Tuesday 10 January 2017

Winnington Works, Northwich, Cheshire

History

It was here that ICI manufactured sodium carbonate (soda ash) and its various by-products such as sodium bicarbonate (bicarbonate of soda), and sodium sesquicarbonate. The Winnington site, built in 1873 by the entrepreneurs John Tomlinson Brunner and Ludwig Mond, was also the base for the former company Brunner, Mond & Co. Ltd. and, after the merger which created ICI, the powerful and influential Alkali Division. It was at the laboratories on this site that polythene was discovered by accident in 1933 during experiments into high pressure reactions.

Wallerscote was built in 1926, its construction delayed by the First World War, and became one of the largest factories devoted to a single product (soda ash) in the world. However, the decreasing importance of the soda ash trade to ICI in favour of newer products such as paints and plastics, meant that in 1984 the Wallerscote site was closed, and thereafter mostly demolished.
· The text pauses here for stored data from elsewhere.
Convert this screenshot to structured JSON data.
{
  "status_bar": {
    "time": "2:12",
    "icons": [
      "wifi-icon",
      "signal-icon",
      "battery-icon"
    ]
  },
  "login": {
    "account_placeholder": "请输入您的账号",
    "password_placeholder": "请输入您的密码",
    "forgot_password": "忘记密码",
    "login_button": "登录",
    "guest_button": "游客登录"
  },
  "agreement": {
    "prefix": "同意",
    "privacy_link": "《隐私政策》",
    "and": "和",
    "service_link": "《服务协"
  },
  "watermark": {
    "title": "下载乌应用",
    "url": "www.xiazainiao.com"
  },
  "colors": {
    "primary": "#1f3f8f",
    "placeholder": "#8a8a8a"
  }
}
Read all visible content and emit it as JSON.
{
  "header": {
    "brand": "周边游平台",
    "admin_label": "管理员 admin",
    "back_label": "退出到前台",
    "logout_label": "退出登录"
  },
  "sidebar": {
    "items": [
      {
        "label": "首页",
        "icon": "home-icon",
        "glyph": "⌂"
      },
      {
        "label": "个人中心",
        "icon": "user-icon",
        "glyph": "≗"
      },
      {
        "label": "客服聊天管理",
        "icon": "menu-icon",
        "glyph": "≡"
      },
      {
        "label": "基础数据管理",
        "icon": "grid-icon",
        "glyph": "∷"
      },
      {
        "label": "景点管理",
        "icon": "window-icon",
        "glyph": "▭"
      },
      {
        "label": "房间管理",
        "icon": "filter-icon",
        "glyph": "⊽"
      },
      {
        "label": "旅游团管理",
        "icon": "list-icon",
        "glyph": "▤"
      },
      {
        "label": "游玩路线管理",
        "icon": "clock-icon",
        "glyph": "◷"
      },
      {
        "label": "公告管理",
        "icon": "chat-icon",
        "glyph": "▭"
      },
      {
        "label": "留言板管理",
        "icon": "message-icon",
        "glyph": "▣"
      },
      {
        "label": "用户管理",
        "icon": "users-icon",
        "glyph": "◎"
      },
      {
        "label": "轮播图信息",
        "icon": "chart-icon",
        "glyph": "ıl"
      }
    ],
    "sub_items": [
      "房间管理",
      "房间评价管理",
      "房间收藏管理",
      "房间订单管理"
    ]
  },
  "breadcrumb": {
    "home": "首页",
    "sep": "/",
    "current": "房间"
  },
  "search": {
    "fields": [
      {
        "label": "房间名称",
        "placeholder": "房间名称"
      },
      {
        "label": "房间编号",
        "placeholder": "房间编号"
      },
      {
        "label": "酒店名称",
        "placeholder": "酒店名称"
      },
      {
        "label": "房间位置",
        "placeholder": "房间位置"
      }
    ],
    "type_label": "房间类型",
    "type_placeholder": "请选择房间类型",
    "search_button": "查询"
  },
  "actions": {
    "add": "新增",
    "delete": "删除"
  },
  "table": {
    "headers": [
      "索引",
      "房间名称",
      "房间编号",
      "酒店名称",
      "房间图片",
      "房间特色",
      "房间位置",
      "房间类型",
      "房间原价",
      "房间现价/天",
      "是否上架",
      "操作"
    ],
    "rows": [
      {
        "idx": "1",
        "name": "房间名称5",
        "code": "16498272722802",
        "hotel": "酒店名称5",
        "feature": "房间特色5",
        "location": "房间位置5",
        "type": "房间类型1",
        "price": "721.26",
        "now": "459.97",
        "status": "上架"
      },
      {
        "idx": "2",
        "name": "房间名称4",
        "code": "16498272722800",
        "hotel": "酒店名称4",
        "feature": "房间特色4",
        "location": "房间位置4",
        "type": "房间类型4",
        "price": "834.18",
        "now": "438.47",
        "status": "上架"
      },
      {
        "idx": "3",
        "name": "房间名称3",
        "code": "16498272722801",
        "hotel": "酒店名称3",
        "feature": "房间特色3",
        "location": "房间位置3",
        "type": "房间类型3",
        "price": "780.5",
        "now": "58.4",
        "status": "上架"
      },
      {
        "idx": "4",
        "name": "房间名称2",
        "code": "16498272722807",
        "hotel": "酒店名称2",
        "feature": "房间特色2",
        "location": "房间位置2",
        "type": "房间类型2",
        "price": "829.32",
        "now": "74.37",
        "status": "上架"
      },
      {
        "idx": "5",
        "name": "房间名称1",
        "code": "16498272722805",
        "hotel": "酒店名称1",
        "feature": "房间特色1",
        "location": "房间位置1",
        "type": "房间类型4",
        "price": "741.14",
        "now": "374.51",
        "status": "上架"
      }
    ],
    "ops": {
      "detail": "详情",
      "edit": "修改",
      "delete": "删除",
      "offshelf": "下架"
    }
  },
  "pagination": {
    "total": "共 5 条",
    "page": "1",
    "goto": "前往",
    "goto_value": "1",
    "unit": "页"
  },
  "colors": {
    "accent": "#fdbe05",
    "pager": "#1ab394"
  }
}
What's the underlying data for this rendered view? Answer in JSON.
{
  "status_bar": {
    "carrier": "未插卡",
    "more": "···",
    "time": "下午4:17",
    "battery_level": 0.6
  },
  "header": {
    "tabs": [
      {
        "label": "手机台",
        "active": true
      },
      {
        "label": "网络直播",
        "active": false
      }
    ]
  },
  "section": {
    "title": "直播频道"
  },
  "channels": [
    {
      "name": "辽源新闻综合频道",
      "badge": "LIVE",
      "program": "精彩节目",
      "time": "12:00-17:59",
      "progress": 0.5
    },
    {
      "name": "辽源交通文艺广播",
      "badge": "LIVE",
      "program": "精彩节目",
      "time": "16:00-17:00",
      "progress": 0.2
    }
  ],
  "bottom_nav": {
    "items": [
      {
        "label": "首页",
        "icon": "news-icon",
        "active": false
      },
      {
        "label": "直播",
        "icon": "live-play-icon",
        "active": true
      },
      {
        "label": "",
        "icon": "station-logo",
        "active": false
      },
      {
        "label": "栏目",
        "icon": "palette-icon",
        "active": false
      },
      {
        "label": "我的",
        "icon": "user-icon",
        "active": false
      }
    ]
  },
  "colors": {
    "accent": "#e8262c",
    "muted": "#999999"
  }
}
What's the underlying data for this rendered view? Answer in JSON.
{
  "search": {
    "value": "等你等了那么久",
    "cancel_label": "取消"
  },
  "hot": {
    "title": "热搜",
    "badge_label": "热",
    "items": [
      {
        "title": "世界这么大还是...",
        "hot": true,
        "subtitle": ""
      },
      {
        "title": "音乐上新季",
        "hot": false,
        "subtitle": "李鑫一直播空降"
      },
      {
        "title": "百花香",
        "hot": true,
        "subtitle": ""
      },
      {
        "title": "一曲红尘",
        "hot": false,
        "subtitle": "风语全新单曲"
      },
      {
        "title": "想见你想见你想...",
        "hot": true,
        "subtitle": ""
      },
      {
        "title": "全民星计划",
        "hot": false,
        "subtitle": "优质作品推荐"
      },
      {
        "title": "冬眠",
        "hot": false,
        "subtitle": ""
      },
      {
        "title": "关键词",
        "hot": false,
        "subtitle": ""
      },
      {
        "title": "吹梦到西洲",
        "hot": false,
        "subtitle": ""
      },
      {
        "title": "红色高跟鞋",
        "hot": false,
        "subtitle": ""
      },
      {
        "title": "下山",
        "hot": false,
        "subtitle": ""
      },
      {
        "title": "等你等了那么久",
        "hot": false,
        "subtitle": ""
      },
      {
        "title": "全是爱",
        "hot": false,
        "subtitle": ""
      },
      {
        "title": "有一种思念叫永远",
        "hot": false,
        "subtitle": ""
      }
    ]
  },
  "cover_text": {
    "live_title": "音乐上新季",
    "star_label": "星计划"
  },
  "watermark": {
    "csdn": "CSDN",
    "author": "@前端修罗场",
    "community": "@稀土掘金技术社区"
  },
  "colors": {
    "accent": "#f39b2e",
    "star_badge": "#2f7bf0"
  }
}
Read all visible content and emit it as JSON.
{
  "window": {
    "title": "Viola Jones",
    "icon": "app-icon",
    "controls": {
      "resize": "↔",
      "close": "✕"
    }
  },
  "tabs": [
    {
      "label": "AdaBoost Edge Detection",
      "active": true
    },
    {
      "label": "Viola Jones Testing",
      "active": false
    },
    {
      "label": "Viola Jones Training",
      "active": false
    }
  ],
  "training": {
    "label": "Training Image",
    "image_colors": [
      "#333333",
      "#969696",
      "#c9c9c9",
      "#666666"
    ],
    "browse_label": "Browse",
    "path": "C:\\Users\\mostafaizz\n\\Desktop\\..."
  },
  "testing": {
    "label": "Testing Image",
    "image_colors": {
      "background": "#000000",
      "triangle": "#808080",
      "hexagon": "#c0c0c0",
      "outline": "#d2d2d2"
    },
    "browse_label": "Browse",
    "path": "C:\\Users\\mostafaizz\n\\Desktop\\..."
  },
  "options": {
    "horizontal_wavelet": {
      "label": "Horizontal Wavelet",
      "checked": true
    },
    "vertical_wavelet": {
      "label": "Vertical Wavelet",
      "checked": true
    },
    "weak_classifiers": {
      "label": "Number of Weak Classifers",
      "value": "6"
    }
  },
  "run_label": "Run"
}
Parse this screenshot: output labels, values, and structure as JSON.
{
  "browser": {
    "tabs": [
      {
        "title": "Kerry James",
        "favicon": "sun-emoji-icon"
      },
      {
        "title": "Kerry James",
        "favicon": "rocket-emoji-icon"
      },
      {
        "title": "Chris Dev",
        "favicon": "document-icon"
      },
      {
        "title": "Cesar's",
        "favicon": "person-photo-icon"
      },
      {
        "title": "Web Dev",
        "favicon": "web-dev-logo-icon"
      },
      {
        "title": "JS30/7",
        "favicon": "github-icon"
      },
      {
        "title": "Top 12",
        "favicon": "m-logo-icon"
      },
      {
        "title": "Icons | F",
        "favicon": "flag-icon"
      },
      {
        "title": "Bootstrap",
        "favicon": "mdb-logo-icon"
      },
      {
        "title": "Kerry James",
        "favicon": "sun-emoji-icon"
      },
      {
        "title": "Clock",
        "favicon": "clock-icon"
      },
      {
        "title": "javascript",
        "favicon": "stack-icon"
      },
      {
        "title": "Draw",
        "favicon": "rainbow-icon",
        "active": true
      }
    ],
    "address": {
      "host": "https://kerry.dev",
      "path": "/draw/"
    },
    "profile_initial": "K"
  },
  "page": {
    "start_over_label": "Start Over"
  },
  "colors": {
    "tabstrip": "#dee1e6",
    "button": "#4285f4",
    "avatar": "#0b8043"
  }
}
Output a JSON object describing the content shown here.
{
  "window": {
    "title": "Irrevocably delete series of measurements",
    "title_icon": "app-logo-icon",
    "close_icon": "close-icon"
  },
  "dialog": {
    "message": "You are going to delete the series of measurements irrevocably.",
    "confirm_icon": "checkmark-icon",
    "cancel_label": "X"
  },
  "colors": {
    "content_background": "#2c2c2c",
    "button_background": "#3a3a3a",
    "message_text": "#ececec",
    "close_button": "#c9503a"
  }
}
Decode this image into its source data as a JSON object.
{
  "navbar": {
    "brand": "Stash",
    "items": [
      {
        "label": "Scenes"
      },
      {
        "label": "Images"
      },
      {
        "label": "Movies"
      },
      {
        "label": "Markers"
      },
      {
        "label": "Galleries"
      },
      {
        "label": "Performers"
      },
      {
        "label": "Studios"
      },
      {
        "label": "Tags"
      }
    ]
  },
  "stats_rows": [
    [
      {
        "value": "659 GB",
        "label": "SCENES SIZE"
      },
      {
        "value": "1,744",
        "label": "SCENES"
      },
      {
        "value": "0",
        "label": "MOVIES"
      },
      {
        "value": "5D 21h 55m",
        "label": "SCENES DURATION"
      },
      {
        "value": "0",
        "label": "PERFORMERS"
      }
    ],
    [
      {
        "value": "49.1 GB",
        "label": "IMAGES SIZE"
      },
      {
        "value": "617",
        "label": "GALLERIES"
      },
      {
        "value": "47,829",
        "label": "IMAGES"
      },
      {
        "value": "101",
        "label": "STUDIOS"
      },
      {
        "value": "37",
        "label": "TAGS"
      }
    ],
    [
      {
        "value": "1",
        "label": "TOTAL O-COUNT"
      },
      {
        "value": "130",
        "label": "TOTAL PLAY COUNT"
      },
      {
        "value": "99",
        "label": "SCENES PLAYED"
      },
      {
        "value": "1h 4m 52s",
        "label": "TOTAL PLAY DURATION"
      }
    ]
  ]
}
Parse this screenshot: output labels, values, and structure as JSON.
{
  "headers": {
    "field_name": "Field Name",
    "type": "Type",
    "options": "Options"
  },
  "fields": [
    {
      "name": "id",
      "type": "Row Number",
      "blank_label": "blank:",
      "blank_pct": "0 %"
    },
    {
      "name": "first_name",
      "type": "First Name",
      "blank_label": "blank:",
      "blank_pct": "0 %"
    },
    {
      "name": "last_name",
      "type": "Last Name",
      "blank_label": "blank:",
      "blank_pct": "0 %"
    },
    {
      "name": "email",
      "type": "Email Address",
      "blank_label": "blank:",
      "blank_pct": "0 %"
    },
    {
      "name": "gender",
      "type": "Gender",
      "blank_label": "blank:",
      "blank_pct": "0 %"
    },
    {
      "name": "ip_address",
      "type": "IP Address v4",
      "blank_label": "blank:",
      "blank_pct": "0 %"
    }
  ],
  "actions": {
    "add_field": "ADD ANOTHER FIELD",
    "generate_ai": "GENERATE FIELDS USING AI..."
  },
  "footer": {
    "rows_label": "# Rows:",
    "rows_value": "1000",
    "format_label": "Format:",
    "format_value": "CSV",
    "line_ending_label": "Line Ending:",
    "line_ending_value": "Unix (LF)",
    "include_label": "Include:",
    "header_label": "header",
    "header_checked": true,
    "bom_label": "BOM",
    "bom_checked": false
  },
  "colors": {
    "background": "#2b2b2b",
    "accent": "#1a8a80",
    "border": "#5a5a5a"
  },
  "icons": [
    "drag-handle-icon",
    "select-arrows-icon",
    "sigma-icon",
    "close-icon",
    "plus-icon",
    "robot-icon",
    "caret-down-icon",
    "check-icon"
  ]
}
The laboratory where polythene was discovered was sold off and the building became home to a variety of businesses including a go-kart track and paintballing, and the Winnington Works were divested to the newly formed company, Brunner Mond, in 1991. It was again sold in 2006, to Tata (an Indian-based company) and in 2011 was re branded as Tata Chemicals Europe. The Winnington plant closed in February 2014, with the last shift on 2 February bringing to a close 140 years of soda ash production in Northwich.